When I calculate a linear model in R
via the lm()
function, it is possible to pass a character vector of variables into the lm()
formula. (E.g. like described here or here.) However, if I apply the same method to the selection()
function of the sampleSelection
package, it appears the following error:
Error in detectModelType(selection, outcome) : argument 'selection' must be a formula in function 'selection()'
Question: Is there a way to pass a character vector of variables into the selection()
formula?
Below, you can find a reproducible example, which illustrates the problem:
# Example data
N <- 1000
y <- rnorm(N, 2000, 200)
y_prob <- c(rep(0, N / 2), rep(1, N / 2)) == 1
x1 <- y + rnorm(N, 0, 300)
x2 <- y + rnorm(N, 0, 300)
x3 <- y + rnorm(N, 0, 300)
x4 <- y + rnorm(N, 0, 300)
x5 <- y + rnorm(N, 0, 300)
y[1:(N / 2)] <- 0
data <- data.frame(y, x1, x2, x3, x4, x5, y_prob)

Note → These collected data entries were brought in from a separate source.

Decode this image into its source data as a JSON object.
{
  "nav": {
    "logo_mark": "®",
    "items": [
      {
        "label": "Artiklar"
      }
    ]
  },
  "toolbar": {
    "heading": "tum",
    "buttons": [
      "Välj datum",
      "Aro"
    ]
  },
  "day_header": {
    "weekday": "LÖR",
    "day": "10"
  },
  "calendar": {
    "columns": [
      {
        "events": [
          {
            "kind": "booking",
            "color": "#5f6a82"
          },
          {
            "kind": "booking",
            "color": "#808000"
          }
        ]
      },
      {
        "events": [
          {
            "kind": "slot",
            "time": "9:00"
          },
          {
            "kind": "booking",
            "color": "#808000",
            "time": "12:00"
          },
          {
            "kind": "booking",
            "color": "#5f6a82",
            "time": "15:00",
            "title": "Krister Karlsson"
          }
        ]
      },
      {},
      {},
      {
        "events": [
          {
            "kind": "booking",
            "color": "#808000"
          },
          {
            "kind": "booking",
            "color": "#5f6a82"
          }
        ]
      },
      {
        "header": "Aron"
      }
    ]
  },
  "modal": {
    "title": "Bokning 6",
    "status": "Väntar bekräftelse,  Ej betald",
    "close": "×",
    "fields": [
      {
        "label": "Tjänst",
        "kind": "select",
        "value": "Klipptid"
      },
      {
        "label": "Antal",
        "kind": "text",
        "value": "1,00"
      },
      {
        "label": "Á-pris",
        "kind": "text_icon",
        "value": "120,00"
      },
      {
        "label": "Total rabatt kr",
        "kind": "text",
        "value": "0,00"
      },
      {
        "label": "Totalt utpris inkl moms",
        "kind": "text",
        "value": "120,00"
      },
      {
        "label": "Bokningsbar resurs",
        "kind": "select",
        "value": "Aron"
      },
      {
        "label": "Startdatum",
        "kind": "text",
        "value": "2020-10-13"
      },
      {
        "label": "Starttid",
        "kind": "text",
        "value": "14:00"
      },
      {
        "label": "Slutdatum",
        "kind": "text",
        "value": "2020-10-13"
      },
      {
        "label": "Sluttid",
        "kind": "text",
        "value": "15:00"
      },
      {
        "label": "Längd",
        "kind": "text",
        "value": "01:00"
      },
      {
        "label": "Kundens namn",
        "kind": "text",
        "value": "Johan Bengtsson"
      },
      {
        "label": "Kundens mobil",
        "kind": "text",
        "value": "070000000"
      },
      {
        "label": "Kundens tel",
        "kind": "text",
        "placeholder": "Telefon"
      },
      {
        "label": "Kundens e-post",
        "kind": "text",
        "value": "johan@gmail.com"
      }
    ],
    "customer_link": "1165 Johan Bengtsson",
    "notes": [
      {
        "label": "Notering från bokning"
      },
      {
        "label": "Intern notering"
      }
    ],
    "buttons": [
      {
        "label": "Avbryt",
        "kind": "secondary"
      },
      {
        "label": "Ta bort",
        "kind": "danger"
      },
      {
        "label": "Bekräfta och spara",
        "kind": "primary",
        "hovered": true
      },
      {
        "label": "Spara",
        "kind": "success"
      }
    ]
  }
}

x_vars <- colnames(data)[colnames(data) %in% c("y", "y_prob") == FALSE]
# Estimate linear model via lm() --> works without any problems
lm(paste("y", "~", paste(x_vars, collapse = " + ")))
# Estimate Heckman model via selection()
library("sampleSelection")
# Passing of vector does not work
selection(paste("y_prob", "~", paste(x_vars[1:4], collapse = " + ")),
paste("y", "~", paste(x_vars[3:5], collapse = " + ")), data)
# Formula has to be written manually
selection(y_prob ~ x1 + x2 + x3 + x4, y ~ x3 + x4 + x5, data)